I’ve read a lot of articles out here on knee injuries and what to do.
The problem I’m having is being born with bad knees (this isn’t me at all, it’s someone I am trying to help, a woman BTW). This isn’t from lifting too much or too often, the knees are just put together wrong.
Right now even a body weight squat is painful. So squatting, forget it, dead lifts, forget it, sprinting, forget it. This person wants to get fit but I am at a loss of what to do for her. She can’t even jog for any reasonable amount of time. Walking is fine, but there are only so many hours in the day and walking doesn’t seem to be increasing her strength or knee stress tolerance (which is her goal). Doctors indicate that someday she will probably need knee surgery simply because of the grinding and cartilage loss from daily activity.
Looking at her, it seems that her tibia and femur are just misaligned and her patella doesn’t track correctly.
I do understand that this would fall under the “medical problem” umbrella, it’s just that she has had no luck with this avenue and doctors don’t really see it as an issue that needs to be addressed now. This does however keep her from achieving her goals and by extension her quality of life.
Even months of PT didn’t help the problem.

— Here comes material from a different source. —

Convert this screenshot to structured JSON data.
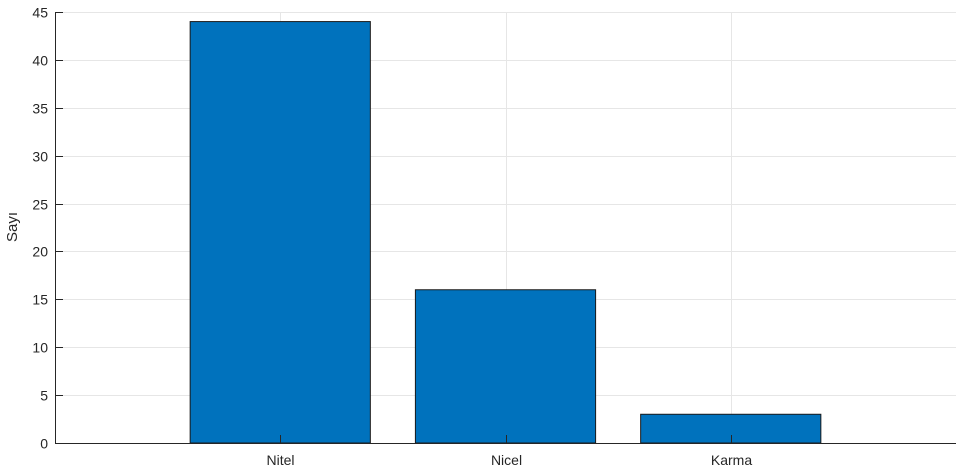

Thoughts on any kind of starter exercises to get he going would be great. Stats: 5’5" about 117lbs.
If she is just looking to do cardio I’d have thought cycling and swimming would place the least stress on knees. I get sore knees from squatting and sprinting (not a serious problem or anything, just a small pain) and cycling and swimming never affect me.
Oh also box squats for some reason are waaaay better for my knees than any other type, I imagine because they go through a shorter ROM. So she could try that.
If she knows in which direction her knees are off-tracking, she can do partial ROM leg extensions with toes pointed in opposite direction, as well as working on stretching and foam rolling the side that’s pulling it off track.
She also may have some hip/pelvic tilt issues that exacerbate her knee’s structural problems. If she has a job that requires hours of sitting, she might try keeping her knees together, and higher than her hips while sitting back against the chair back. Tell her to avoid sitting cross-legged, as well as avoid sitting “indian-style” on the floor.
I’m sure there is a multitude of problems going on and have been for many year. So the damage may still aggravate even if she starts doing the correct exercises. Guess it’s trial and error for you. Find exercises that she can do correctly without aggravation and go from there. Guess that was the idea of your post hey!
I would start by looking at her glutes, weak glutes will allow internal rotation/adduction of the femur causing malalignment at the tibiofemoral joint along with shortening of the ITB and malalignment of the patella. More likely than the mixed evidence VMO theories anyway. Shame PT didn’t fix the problem but then maybe she had the wrong treatments. Of course it sounds like there could be a lot of damage and as i said before if she’s older with lots of degeneration then her goals may need to be adjusted, but i really can’t tell you right now.
It’s very difficult to diagnose and treat a complex condition like this one over the internet, I mean she has had hours with a PT who couldn’t fix it and diagnosing over a paragraph on the internet a little bit more complicated. If she allows you could post a video of her when she is jogging and squatting and I’m sure someone will be able to point out anything substantially wrong with her biomechanics. Otherwise she could get a proper diagnosis from someone and go from there.
[quote]Mr Stern wrote:
I would start by looking at her glutes, weak glutes will allow internal rotation/adduction of the femur causing malalignment at the tibiofemoral joint along with shortening of the ITB and malalignment of the patella. More likely than the mixed evidence VMO theories anyway. [/quote]
I don’t think we are disagreeing.
Except maybe one should start with looking at possible overpronation of that foot?
(In the spirit of starting from the ground (foot) and working up (quad - lengthen ITB and activate VMO) and glute activation (including lateral rotators) along with adductor lengthening.
Insofar as we can say stuffs over the net without even seeing a vid of her.